Page 2200 - Week 06 - Tuesday, 22 June 2010
Next page . . . . Previous page . . . . Speeches . . . . Contents . . . . Debates(HTML) . . . . PDF . . . . Video
MR CORBELL (Molonglo—Attorney-General, Minister for the Environment, Climate Change and Water, Minister for Energy and Minister for Police and Emergency Services) (5.20), in reply: I thank Mr Rattenbury for his support of this bill and I regret that the Liberal Party is adopting the position it is in relation to this bill.
Mrs Dunne: We are supporting it. We are just giving you—
MR ASSISTANT SPEAKER (Mr Hargreaves): Mrs Dunne, if you want to talk to yourself, could you do so in mime, please? You are interrupting the proceedings.
MR CORBELL: This is an important bill which improves the regime for court-imposed fine collection in the territory. It has been a longstanding deficiency that there have not been alternatives to imprisonment easily available to the courts for those who default on court-imposed fines. And it is a more just measure for the court to have available to it alternatives to imprisonment for people who default on fine repayment. It is for that reason that the government has introduced these changes today.
I note that Mrs Dunne feels that in some way the government’s response to the scrutiny of bills committee process was deficient. I draw to Mrs Dunne’s attention the detailed reply I provided in response to the scrutiny committee, and I am amused how Mrs Dunne brushes it off as a four-page reply that said nothing.
Far from that being the case—and I would like to outline some of those issues for the record—first of all, let us make it clear that in my response I addressed the issues around why the chief executive has discretion to request information relating to defaulters’ property and financial circumstances before considering a payment arrangement. Obviously, I made it quite clear that this is an important provision that is needed should discretion be able to be exercised by the chief executive in relation to those matters.
I went on to address the separation of powers issues.

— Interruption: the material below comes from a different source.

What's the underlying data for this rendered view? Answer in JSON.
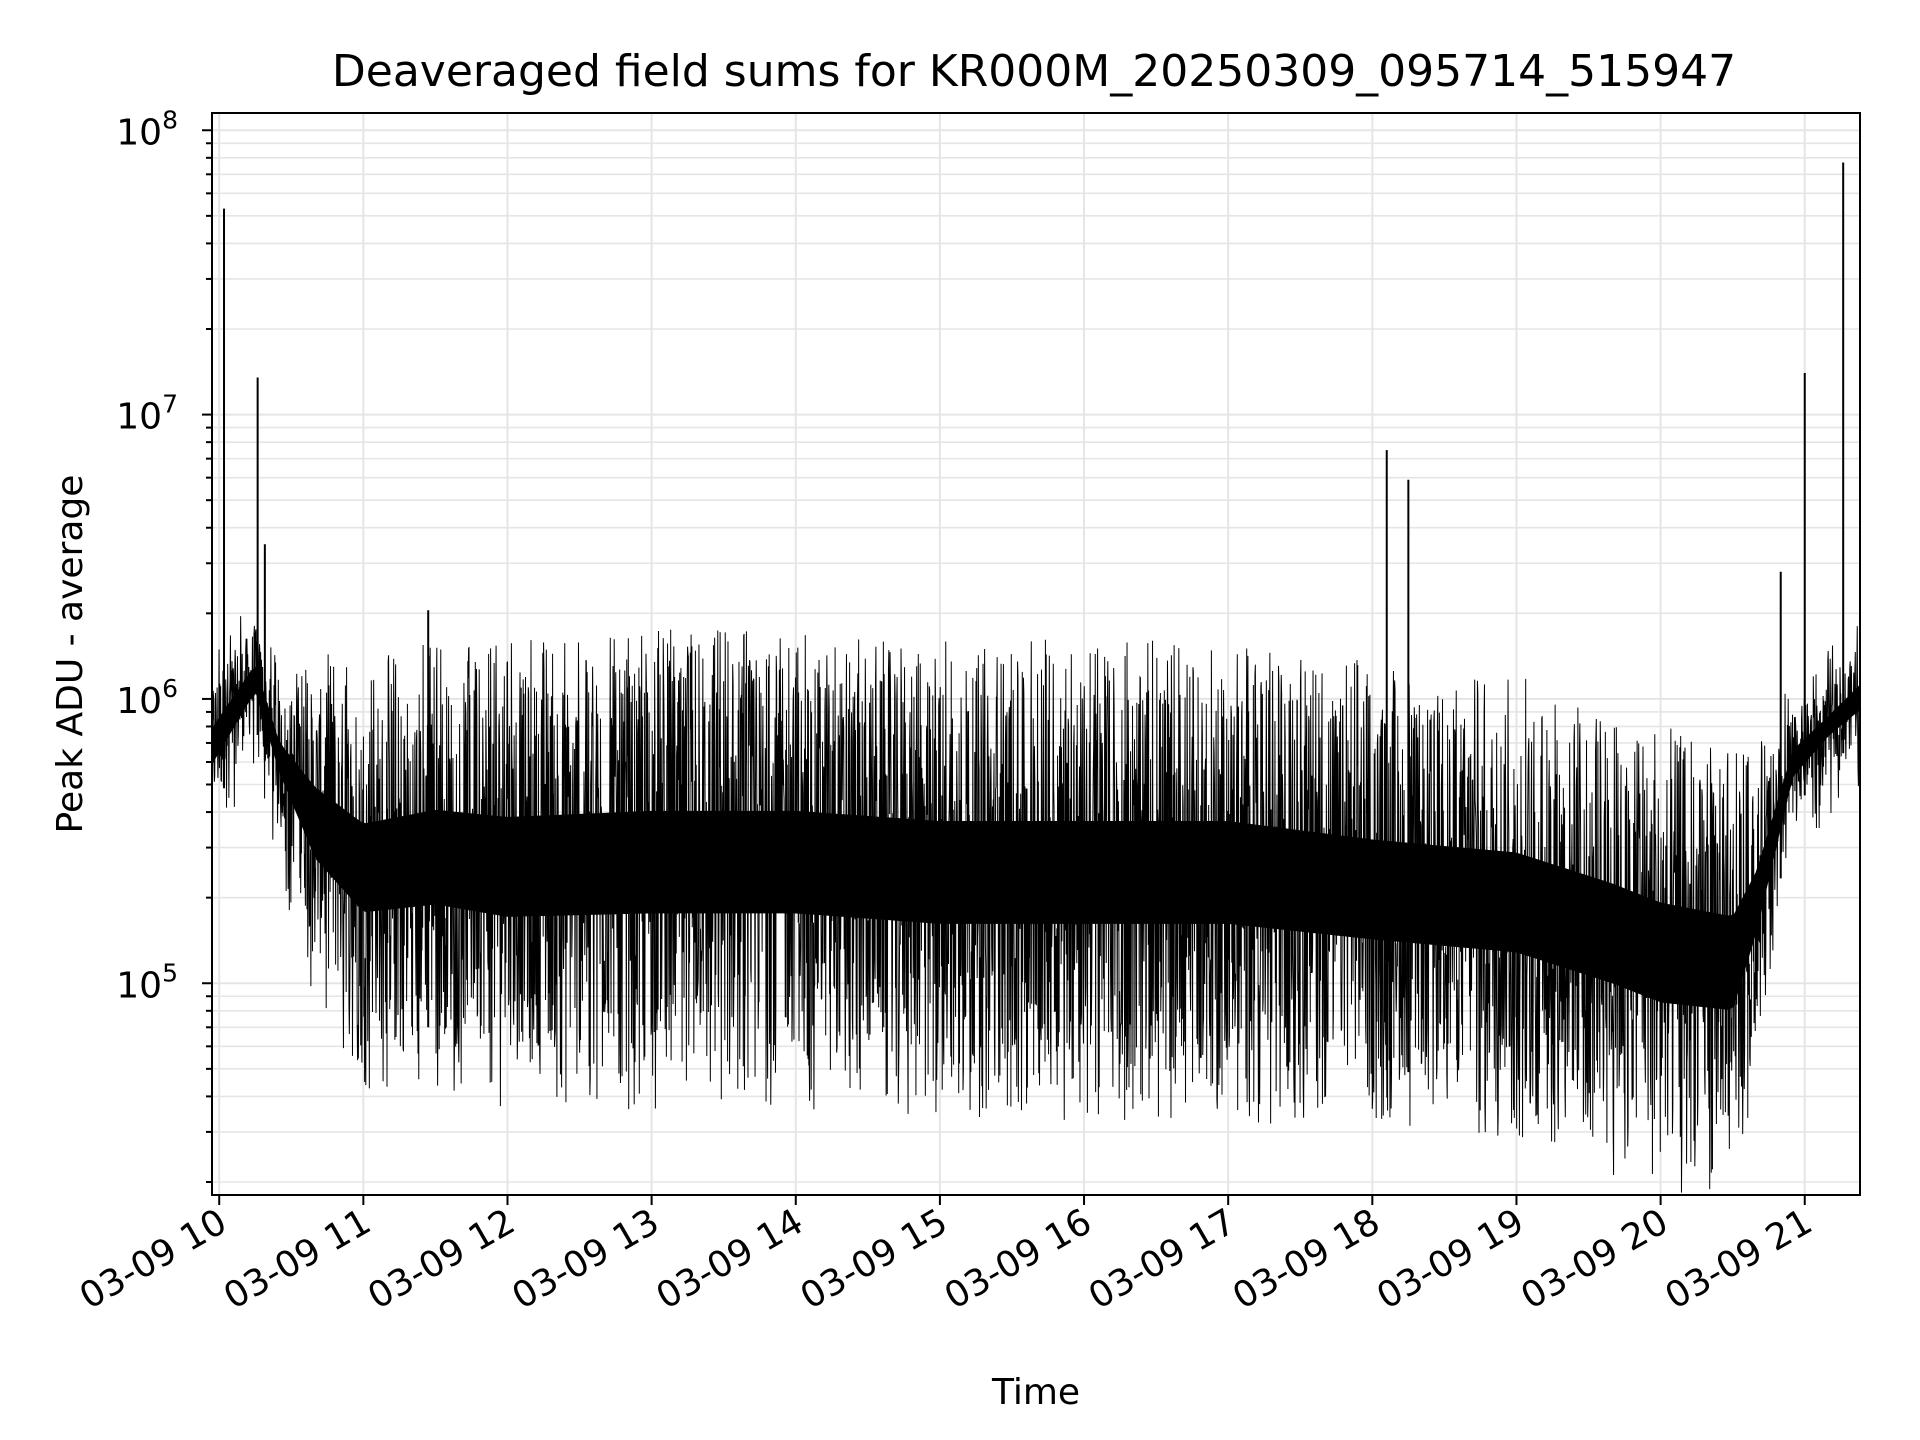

I addressed the issues around the legal basis for the Road Transport Authority to suspend a driver’s licence and vehicle registration. I addressed the incorrect assertion by the committee that the attempt to suspend a defaulter’s drivers licence may result in cruel, inhumane or degrading punishment, which I thought was one of the more extraordinary responses in the scrutiny committee report. To suggest that the suspension of a defaulter’s drivers licence amounted to cruel, inhumane or degrading punishment was, I thought, one of the more extraordinary attempts on the part of the committee chair in relation to this matter.

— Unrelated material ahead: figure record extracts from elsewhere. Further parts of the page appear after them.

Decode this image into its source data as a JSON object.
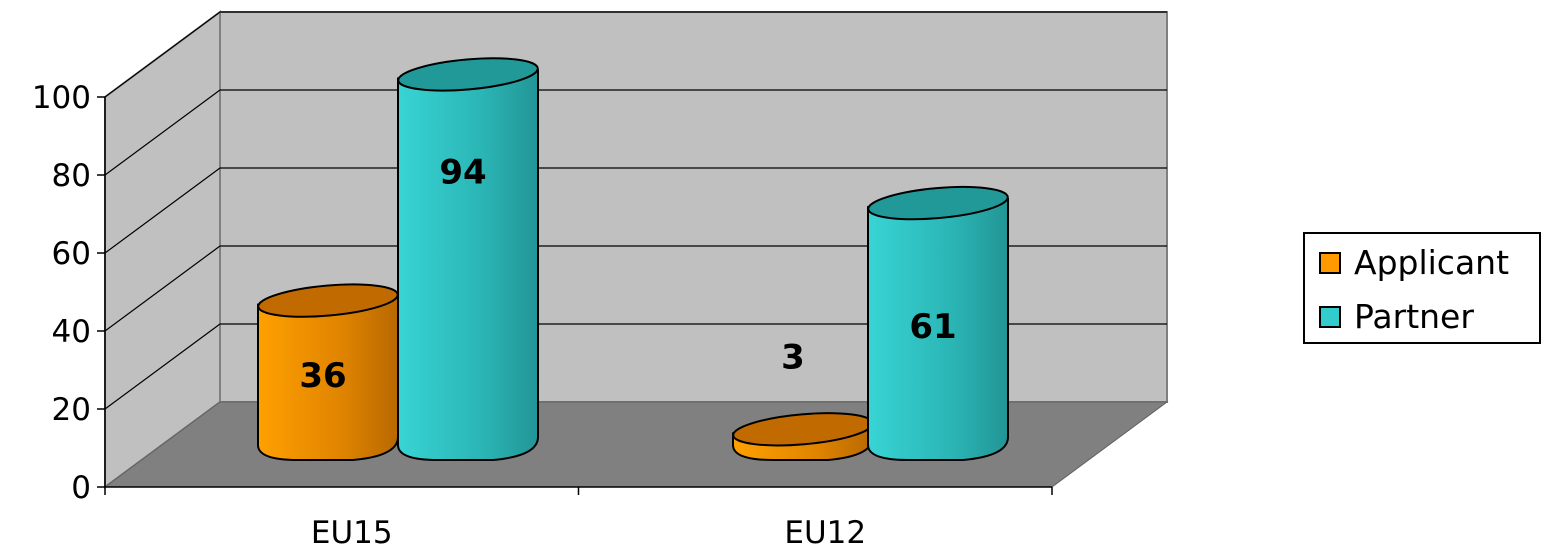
{
  "chart_data": {
    "type": "bar",
    "style": "3d-cylinder",
    "categories": [
      "EU15",
      "EU12"
    ],
    "series": [
      {
        "name": "Applicant",
        "values": [
          36,
          3
        ],
        "color": "#FF9900",
        "dark_color": "#C06A00"
      },
      {
        "name": "Partner",
        "values": [
          94,
          61
        ],
        "color": "#33CCCC",
        "dark_color": "#229999"
      }
    ],
    "yticks": [
      "0",
      "20",
      "40",
      "60",
      "80",
      "100"
    ],
    "ylim": [
      0,
      100
    ],
    "grid": true,
    "legend_position": "right",
    "wall_color": "#C0C0C0",
    "floor_color": "#808080"
  }
}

I went on to make the point in my response about the justification for the chief executive to act on reasonable grounds. I outlined the issues relating to the proposed examination processes in court, which was in open court and involved the registrar of the court, in relation to a person’s ability to pay a fine. I outlined a whole range of other matters in addition to that. This was not some desultory and inattentive response to a scrutiny committee report. It was a detailed response. It was made in good faith and it attempted in good faith to address all of the issues raised by the scrutiny committee.